The other issue I had is the whole point of the traveler program was to avert disaster caused by climate change. So, uh, why not just bring back scientists who can bring about fusion, carbon capture, degradable plastics, efficient energy storage, etc. Moreover, climate change was apparently the central cause, but none of the missions involved that. Some of the major ones were averting an asteroid, stopping a plague, stopping the development of a "singularity engine", stopping a nuclear device going off. One can argue they couldn't because that's bringing back information from the future, but they did exactly that when they brought back the specialist/serial killer to stop the singularity engine.

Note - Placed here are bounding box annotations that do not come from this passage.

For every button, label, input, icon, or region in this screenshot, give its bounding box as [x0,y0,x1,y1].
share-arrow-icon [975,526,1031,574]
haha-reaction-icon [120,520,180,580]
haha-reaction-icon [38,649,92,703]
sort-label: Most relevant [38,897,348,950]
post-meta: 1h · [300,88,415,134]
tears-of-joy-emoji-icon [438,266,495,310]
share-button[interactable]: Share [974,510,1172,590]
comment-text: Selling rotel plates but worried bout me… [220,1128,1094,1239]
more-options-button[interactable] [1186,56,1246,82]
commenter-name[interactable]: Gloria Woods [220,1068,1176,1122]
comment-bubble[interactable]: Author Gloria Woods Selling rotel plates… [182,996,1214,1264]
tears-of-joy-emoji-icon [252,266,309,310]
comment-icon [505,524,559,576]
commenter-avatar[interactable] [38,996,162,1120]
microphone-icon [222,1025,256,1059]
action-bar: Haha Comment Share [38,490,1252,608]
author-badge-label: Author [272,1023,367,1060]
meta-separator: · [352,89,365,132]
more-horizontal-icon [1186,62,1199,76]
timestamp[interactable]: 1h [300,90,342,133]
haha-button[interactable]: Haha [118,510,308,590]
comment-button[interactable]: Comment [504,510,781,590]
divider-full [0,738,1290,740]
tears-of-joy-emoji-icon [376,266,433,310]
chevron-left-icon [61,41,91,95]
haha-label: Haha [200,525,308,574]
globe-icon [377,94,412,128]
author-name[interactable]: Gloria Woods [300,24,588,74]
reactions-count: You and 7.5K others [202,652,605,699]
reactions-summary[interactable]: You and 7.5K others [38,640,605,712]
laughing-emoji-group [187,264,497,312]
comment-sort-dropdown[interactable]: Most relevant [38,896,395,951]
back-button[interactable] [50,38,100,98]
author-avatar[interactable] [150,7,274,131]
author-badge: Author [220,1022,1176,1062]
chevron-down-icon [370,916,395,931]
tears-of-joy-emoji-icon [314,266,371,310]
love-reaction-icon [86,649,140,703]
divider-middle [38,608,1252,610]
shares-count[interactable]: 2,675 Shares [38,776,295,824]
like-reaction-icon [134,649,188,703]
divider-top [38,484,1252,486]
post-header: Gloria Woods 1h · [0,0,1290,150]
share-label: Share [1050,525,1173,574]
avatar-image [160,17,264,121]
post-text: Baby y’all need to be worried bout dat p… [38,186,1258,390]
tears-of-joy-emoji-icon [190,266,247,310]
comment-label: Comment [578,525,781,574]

Between the abrupt ending, the subplots that didn't get resolved, the missions not related to the central core, that's where I felt that the sum of its parts were greater than the whole, rather than the other way around.
One last thing is the series does end with an option for a continuation, but it would likely involve a completely different team. I don't think they can capture that same magic while also not seeming derivative to the original. Or maybe I'm wrong about that.
7/10 for the series as a whole with episodes generally closer to 8/10.